Javi López

Personal information
- Full name: Francisco Javier López Díaz
- Date of birth: 20 April 1988 (age 38)
- Place of birth: Málaga, Spain
- Height: 1.78 m (5 ft 10 in)
- Position: Winger

Youth career
- 2006–2007: Málaga

Senior career*
- Years: Team / Apps / (Gls)
- 2007–2009: Málaga B / 84 / (20)
- 2009–2012: Málaga / 11 / (2)
- 2010–2011: → Ponferradina (loan) / 16 / (2)
- 2011–2012: → Jaén (loan) / 24 / (2)
- 2012−2013: Getafe B / 27 / (5)
- 2013−2015: Guadalajara / 67 / (14)
- 2015−2016: Murcia / 25 / (0)
- 2016−2017: Lorca / 9 / (0)
- 2017−2018: Lleida Esportiu / 44 / (6)
- 2018−2020: Pontevedra / 15 / (3)
- 2020−2024: Juventud Torremolinos / 105 / (15)
- Total:  / 427 / (69)

= Javi López (footballer, born 1988) =

Spanish footballer

Francisco Javier 'Javi' López Díaz (born 20 April 1988) is a Spanish former professional footballer who played as a right winger.

==Club career==
López was born in Málaga, Andalusia. As a product of hometown Málaga CF's youth ranks, he made his first-team – and La Liga – debut on 7 November 2009, scoring in a 2–2 away draw against CD Tenerife; another player promoted from the reserves, Daniel Toribio, also made his first appearance in that game.

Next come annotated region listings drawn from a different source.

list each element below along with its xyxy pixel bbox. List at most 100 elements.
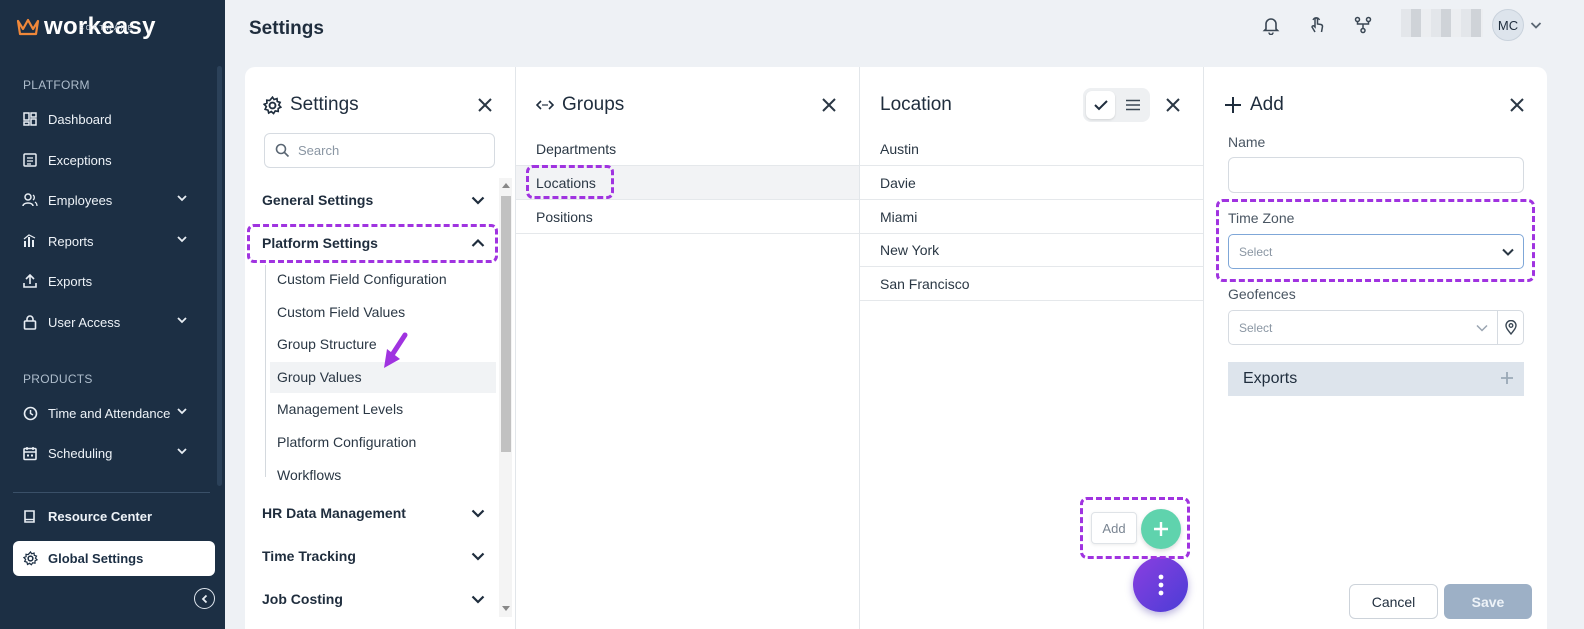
location-row-austin[interactable]: Austin bbox=[860, 132, 1203, 166]
sidebar-divider bbox=[13, 492, 210, 493]
panel-divider bbox=[1203, 67, 1204, 629]
list-view-button[interactable] bbox=[1118, 91, 1147, 119]
close-icon bbox=[822, 98, 836, 112]
save-button[interactable]: Save bbox=[1444, 584, 1532, 619]
time-zone-placeholder: Select bbox=[1239, 244, 1273, 259]
search-input[interactable] bbox=[298, 143, 478, 158]
sidebar-item-time-and-attendance[interactable]: Time and Attendance bbox=[22, 401, 192, 425]
panel-title-text: Add bbox=[1250, 94, 1284, 115]
panel-title-text: Settings bbox=[290, 94, 359, 115]
settings-item-group-values[interactable]: Group Values bbox=[277, 369, 362, 385]
chevron-down-icon[interactable] bbox=[1529, 18, 1543, 32]
crown-logo-icon bbox=[16, 18, 40, 36]
group-row-departments[interactable]: Departments bbox=[516, 132, 859, 166]
chevron-left-icon bbox=[201, 594, 207, 603]
scroll-up-arrow-icon[interactable] bbox=[502, 183, 510, 188]
touch-icon[interactable] bbox=[1307, 15, 1327, 35]
settings-item-custom-field-values[interactable]: Custom Field Values bbox=[277, 304, 405, 320]
sidebar-item-label: Exports bbox=[48, 273, 93, 289]
close-add-button[interactable] bbox=[1508, 96, 1526, 114]
chevron-up-icon bbox=[471, 238, 485, 247]
close-settings-button[interactable] bbox=[476, 96, 494, 114]
sidebar-item-reports[interactable]: Reports bbox=[22, 229, 192, 253]
location-label: Miami bbox=[880, 208, 918, 225]
location-row-new-york[interactable]: New York bbox=[860, 233, 1203, 267]
sidebar-item-employees[interactable]: Employees bbox=[22, 188, 192, 212]
sidebar-item-label: Employees bbox=[48, 192, 113, 208]
chevron-down-icon bbox=[177, 448, 187, 455]
settings-item-group-structure[interactable]: Group Structure bbox=[277, 336, 377, 352]
category-hr-data-management[interactable]: HR Data Management bbox=[262, 501, 492, 525]
add-location-button[interactable] bbox=[1141, 509, 1181, 549]
chevron-down-icon bbox=[471, 595, 485, 604]
avatar[interactable]: MC bbox=[1492, 9, 1524, 41]
add-tooltip-label[interactable]: Add bbox=[1091, 512, 1137, 544]
scroll-down-arrow-icon[interactable] bbox=[502, 606, 510, 611]
plus-icon bbox=[1501, 372, 1513, 384]
plus-icon bbox=[1224, 96, 1242, 114]
gear-icon bbox=[23, 551, 38, 566]
location-row-miami[interactable]: Miami bbox=[860, 200, 1203, 234]
avatar-initials: MC bbox=[1497, 17, 1519, 33]
category-time-tracking[interactable]: Time Tracking bbox=[262, 544, 492, 568]
close-groups-button[interactable] bbox=[820, 96, 838, 114]
check-view-button[interactable] bbox=[1086, 91, 1115, 119]
sidebar-item-exceptions[interactable]: Exceptions bbox=[22, 148, 192, 172]
settings-scrollbar-thumb[interactable] bbox=[501, 196, 511, 452]
exports-accordion[interactable]: Exports bbox=[1228, 362, 1524, 396]
geofence-map-button[interactable] bbox=[1497, 310, 1524, 345]
group-row-positions[interactable]: Positions bbox=[516, 200, 859, 234]
location-label: New York bbox=[880, 241, 940, 258]
close-icon bbox=[478, 98, 492, 112]
code-arrows-icon bbox=[536, 99, 554, 111]
location-row-san-francisco[interactable]: San Francisco bbox=[860, 267, 1203, 301]
cancel-button[interactable]: Cancel bbox=[1349, 584, 1438, 619]
group-row-locations[interactable]: Locations bbox=[516, 166, 859, 200]
group-label: Locations bbox=[536, 174, 596, 191]
brand-sub: SOFTWARE bbox=[79, 25, 135, 32]
settings-item-workflows[interactable]: Workflows bbox=[277, 467, 341, 483]
category-platform-settings[interactable]: Platform Settings bbox=[262, 231, 492, 255]
sidebar-item-scheduling[interactable]: Scheduling bbox=[22, 441, 192, 465]
employees-icon bbox=[22, 192, 38, 208]
sidebar-item-user-access[interactable]: User Access bbox=[22, 310, 192, 334]
name-field[interactable] bbox=[1228, 157, 1524, 193]
more-vertical-icon bbox=[1158, 574, 1163, 595]
location-label: Davie bbox=[880, 174, 916, 191]
chevron-down-icon bbox=[177, 317, 187, 324]
sidebar-item-label: Global Settings bbox=[48, 551, 144, 566]
sidebar-item-global-settings[interactable]: Global Settings bbox=[13, 541, 215, 576]
reports-icon bbox=[22, 233, 38, 249]
more-actions-button[interactable] bbox=[1133, 557, 1188, 612]
sidebar-item-dashboard[interactable]: Dashboard bbox=[22, 107, 192, 131]
bell-icon[interactable] bbox=[1261, 15, 1281, 35]
sidebar-scrollbar[interactable] bbox=[217, 66, 222, 486]
close-icon bbox=[1166, 98, 1180, 112]
view-toggle bbox=[1083, 88, 1150, 122]
category-general-settings[interactable]: General Settings bbox=[262, 188, 492, 212]
chevron-down-icon bbox=[471, 196, 485, 205]
category-label: Platform Settings bbox=[262, 235, 378, 251]
category-job-costing[interactable]: Job Costing bbox=[262, 587, 492, 611]
exports-label: Exports bbox=[1243, 370, 1298, 387]
gear-icon bbox=[263, 95, 282, 115]
location-row-davie[interactable]: Davie bbox=[860, 166, 1203, 200]
geofences-select[interactable]: Select bbox=[1228, 310, 1498, 345]
settings-item-custom-field-configuration[interactable]: Custom Field Configuration bbox=[277, 271, 447, 287]
dashboard-icon bbox=[22, 111, 38, 127]
settings-panel-title: Settings bbox=[263, 94, 359, 116]
plus-icon bbox=[1154, 522, 1168, 536]
close-location-button[interactable] bbox=[1164, 96, 1182, 114]
workflow-icon[interactable] bbox=[1353, 15, 1373, 35]
book-icon bbox=[22, 508, 38, 524]
group-label: Departments bbox=[536, 140, 617, 157]
time-zone-select[interactable]: Select bbox=[1228, 234, 1524, 269]
chevron-down-icon bbox=[177, 408, 187, 415]
name-label: Name bbox=[1228, 134, 1266, 150]
settings-search[interactable] bbox=[264, 133, 495, 168]
sidebar-item-exports[interactable]: Exports bbox=[22, 269, 192, 293]
collapse-sidebar-button[interactable] bbox=[194, 588, 215, 609]
settings-item-platform-configuration[interactable]: Platform Configuration bbox=[277, 434, 416, 450]
sidebar-item-resource-center[interactable]: Resource Center bbox=[22, 504, 192, 528]
settings-item-management-levels[interactable]: Management Levels bbox=[277, 401, 403, 417]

Firmly established in the side's starting XI, López netted his second goal on 31 January 2010 in a 2–0 victory at Atlético Madrid. For the 2010–11 season, however, he was loaned to SD Ponferradina, recently returned to the Segunda División, alongside teammate Toribio. He scored his first goal on 11 September, but this happened in a 1–5 home loss to Villarreal CF B.

López was again loaned the following summer, this time to Real Jaén of Segunda División B. He made his official debut on 18 September 2011 in the 2−0 home defeat of CD Puertollano, and scored his first goal on 12 February of the following year in a 1−1 draw against the same opponents.

On 6 June 2012, López was told that his contract would not be renewed by Málaga, and he would be free to start looking for a new club. The following month, he signed with Getafe CF's reserves in division three; he continued competing in that tier the following years, representing a host of teams.